|Ph.D Student||Kahana Meygal|
|Subject||Targeting of Therapeutic Agents to the Brain Based on|
Liposomes: a Treatment Paradigm to Control and
Improve the Symptoms of Parkinson's
|Department||Department of Medicine||Supervisor||Professor Emeritus Moshe Gavish|
|Full Thesis text|
Targeting drugs to specific organs without risking unwanted scattering in the body or causing severe side effects is an innovative and promising approach. In the brain the permeability problem is greater compared to peripheral organs due to the blood brain barrier (BBB). Its tight junction structure restricts the penetration of drugs through the BBB into the brain thus making it difficult to treat brain diseases in this manner. We created a brain-targeting drug system based on liposomes that are attached to an APP-targeted peptide (6 amino acids selected from the amyloid beta precursor protein sequence), identified by specific transporters in the BBB. This enables delivery of the medication over the BBB into the brain. Liposomes are the most common carriers, formed naturally by adding a mixture of phospholipids to an aquatic solution. This results in a two-layer stable global sphere. This trans-BBB, brain-directed liposomal system was developed to be used in the treatment of Parkinson's disease (PD). PD is a neurodegenerative disease of the central nervous system caused by degeneration of the dopaminergic neurons in the brain's striatum. It is practically incurable and is associated with low quality of life. The symptoms may be alleviated by replenishing dopamine in the striatum with external administration of the dopamine precursor L-DOPA. Dopamine (DA) cannot be used in PD treatment since it does not penetrate the BBB. L-DOPA on the other hand, manages to penetrate it, but only minimally, namely only a small percentage crosses the BBB. Long-term use of L-DOPA results in a reduction in drug effectiveness. We adapted our liposomal system to carry DA. A single treatment with liposomes, loaded with DA in the hydrophilic phase at a much lower concentration than that of the currently used L-DOPA, will be able to provide DA to the brain in an easy, safe and continuous release process with minimal side effects. Our targeted liposomes are characterized by their small size (~100 nm) and negative zeta potential -30mv which allows for the permeability through the BBB and prevents adhesion of the liposomes to each other and thus prevents the formation of aggregates.

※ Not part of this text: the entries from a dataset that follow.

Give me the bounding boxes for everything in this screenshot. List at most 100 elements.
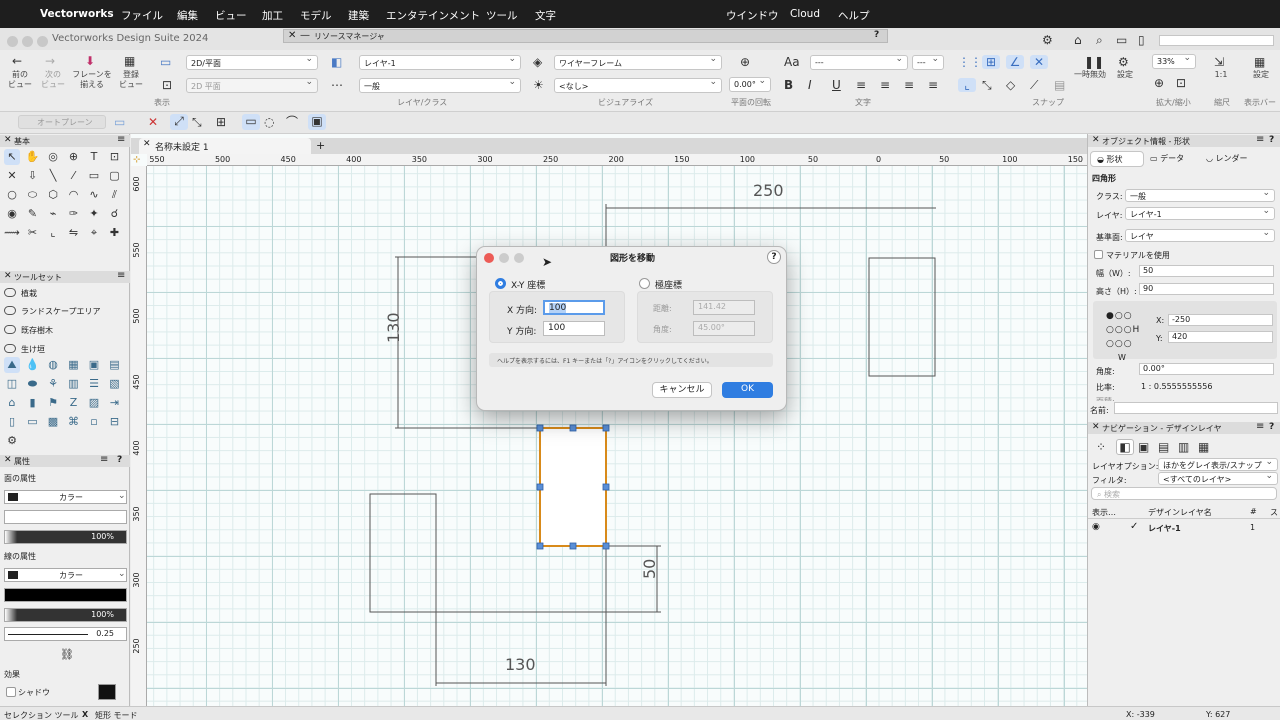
plane-select[interactable]: レイヤ: [1125, 229, 1275, 242]
plane-rotation-icon[interactable]: ⊕: [740, 55, 750, 69]
help-icon[interactable]: ?: [117, 455, 122, 465]
site-tool-icon[interactable]: ▩: [45, 414, 61, 430]
x-input[interactable]: -250: [1168, 314, 1273, 326]
ruler-origin-icon[interactable]: ⊹: [133, 155, 145, 165]
move-tool-icon[interactable]: ⇩: [25, 168, 41, 184]
active-layer-select[interactable]: レイヤ-1: [359, 55, 521, 70]
dimension-tool-icon[interactable]: ⁄: [66, 168, 82, 184]
snap-point-icon[interactable]: ◇: [1006, 78, 1015, 92]
site-tool-icon[interactable]: ◍: [45, 357, 61, 373]
polygon-tool-icon[interactable]: ⬡: [45, 187, 61, 203]
connect-tool-icon[interactable]: ✚: [107, 225, 123, 241]
tab-render[interactable]: ◡ レンダー: [1206, 153, 1248, 164]
column-layer-name[interactable]: デザインレイヤ名: [1148, 507, 1212, 518]
zoom-in-icon[interactable]: ⊕: [1154, 76, 1164, 90]
collapse-icon[interactable]: —: [300, 30, 310, 41]
use-material-checkbox[interactable]: [1094, 250, 1103, 259]
underline-button[interactable]: U: [832, 78, 841, 92]
mode-polygon-icon[interactable]: ⌒: [286, 115, 298, 129]
site-tool-icon[interactable]: ⇥: [107, 395, 123, 411]
site-tool-icon[interactable]: ▫: [86, 414, 102, 430]
fill-type-select[interactable]: カラー ⌄: [4, 490, 127, 504]
mode-lasso-icon[interactable]: ◌: [264, 115, 274, 129]
view-settings-icon[interactable]: ▦: [1254, 55, 1265, 69]
class-select[interactable]: 一般: [1125, 189, 1275, 202]
fillet-tool-icon[interactable]: ⌞: [45, 225, 61, 241]
close-icon[interactable]: ✕: [4, 455, 12, 465]
reference-point-grid[interactable]: ●○○ ○○○H ○○○ W: [1106, 309, 1140, 365]
back-arrow-icon[interactable]: ←: [12, 54, 22, 68]
rounded-rect-tool-icon[interactable]: ▢: [107, 168, 123, 184]
zoom-window-button[interactable]: [37, 36, 48, 47]
selected-rectangle[interactable]: [539, 427, 607, 547]
nav-layers-icon[interactable]: ◧: [1116, 439, 1134, 455]
site-tool-icon[interactable]: ⚘: [45, 376, 61, 392]
view-settings-button[interactable]: 設定: [1248, 70, 1274, 80]
zoom-tool-icon[interactable]: ⊕: [66, 149, 82, 165]
document-tab[interactable]: ✕ 名称未設定 1: [139, 138, 311, 154]
menu-model[interactable]: モデル: [300, 8, 332, 23]
site-tool-icon[interactable]: ⌘: [66, 414, 82, 430]
nav-views-icon[interactable]: ▤: [1158, 440, 1169, 454]
height-input[interactable]: 90: [1139, 283, 1274, 295]
menu-text[interactable]: 文字: [535, 8, 556, 23]
close-icon[interactable]: ✕: [4, 135, 12, 145]
width-input[interactable]: 50: [1139, 265, 1274, 277]
selection-handle[interactable]: [536, 424, 544, 432]
flyover-icon[interactable]: ⬇: [85, 54, 95, 68]
toolset-landscape-area[interactable]: ランドスケープエリア: [4, 306, 101, 317]
site-tool-icon[interactable]: ⌂: [4, 395, 20, 411]
fill-color-swatch[interactable]: [4, 510, 127, 524]
selection-handle[interactable]: [536, 542, 544, 550]
x-mark-tool-icon[interactable]: ✕: [4, 168, 20, 184]
selection-handle[interactable]: [602, 542, 610, 550]
arrowhead-icon[interactable]: ⛓: [60, 648, 74, 661]
site-tool-icon[interactable]: Z: [66, 395, 82, 411]
pan-tool-icon[interactable]: ✋: [25, 149, 41, 165]
home-icon[interactable]: ⌂: [1074, 33, 1082, 47]
mode-interactive-scale-icon[interactable]: ⤢: [170, 114, 188, 130]
mode-transform-icon[interactable]: ⊞: [216, 115, 226, 129]
menu-file[interactable]: ファイル: [121, 8, 163, 23]
nav-references-icon[interactable]: ▥: [1178, 440, 1189, 454]
rectangle-object[interactable]: [369, 493, 437, 613]
close-icon[interactable]: ✕: [1092, 135, 1100, 145]
site-tool-icon[interactable]: 💧: [25, 357, 41, 373]
toolset-existing-tree[interactable]: 既存樹木: [4, 325, 53, 336]
site-tool-icon[interactable]: ▣: [86, 357, 102, 373]
selection-handle[interactable]: [602, 424, 610, 432]
column-number[interactable]: #: [1250, 507, 1257, 516]
freehand-tool-icon[interactable]: ∿: [86, 187, 102, 203]
ok-button[interactable]: OK: [722, 382, 773, 398]
trim-tool-icon[interactable]: ✂: [25, 225, 41, 241]
name-input[interactable]: [1114, 402, 1278, 414]
scale-icon[interactable]: ⇲: [1214, 55, 1224, 69]
layer-option-select[interactable]: ほかをグレイ表示/スナップ: [1158, 458, 1278, 471]
site-tool-icon[interactable]: ▨: [86, 395, 102, 411]
site-tool-icon[interactable]: ☰: [86, 376, 102, 392]
snap-settings-button[interactable]: 設定: [1112, 70, 1138, 80]
saved-view-button[interactable]: 登録 ビュー: [116, 70, 146, 90]
filter-select[interactable]: <すべてのレイヤ>: [1158, 472, 1278, 485]
justify-icon[interactable]: ≡: [928, 78, 938, 92]
mode-disabled-icon[interactable]: ✕: [148, 115, 158, 129]
dialog-help-button[interactable]: ?: [767, 250, 781, 264]
nav-sheets-icon[interactable]: ▣: [1138, 440, 1149, 454]
table-row[interactable]: ◉ ✓ レイヤ-1 1: [1088, 521, 1280, 535]
gear-icon[interactable]: ⚙: [1042, 33, 1053, 47]
arc-tool-icon[interactable]: ◠: [66, 187, 82, 203]
zoom-fit-icon[interactable]: ⊡: [1176, 76, 1186, 90]
clip-tool-icon[interactable]: ⌖: [86, 225, 102, 241]
align-center-icon[interactable]: ≡: [880, 78, 890, 92]
selection-handle[interactable]: [602, 483, 610, 491]
toolset-planting[interactable]: 植栽: [4, 288, 37, 299]
italic-button[interactable]: I: [808, 78, 812, 92]
rectangle-object[interactable]: [868, 257, 936, 377]
circle-tool-icon[interactable]: ○: [4, 187, 20, 203]
x-offset-input[interactable]: 100: [543, 300, 605, 315]
site-tool-icon[interactable]: ◫: [4, 376, 20, 392]
add-tab-button[interactable]: +: [316, 139, 325, 152]
font-size-select[interactable]: ---: [912, 55, 944, 70]
font-select[interactable]: ---: [810, 55, 908, 70]
line-type-select[interactable]: カラー ⌄: [4, 568, 127, 582]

We demonstrated a significant increase of DA in the striatum compared to the controls in both functional and pharmacokinetic experiments. We demonstrated that the targeted liposomal system can penetrate the BBB in a variety of animal models. This delivery system is versatile and can be modified for various drugs thus making it useful for treating a large number of brain diseases. This novel approach has the potential to open a window to directing drugs at specific brain regions by using the brain transport systems as carrier and avoiding invasive treatments and large drug doses that may result in severe side effects.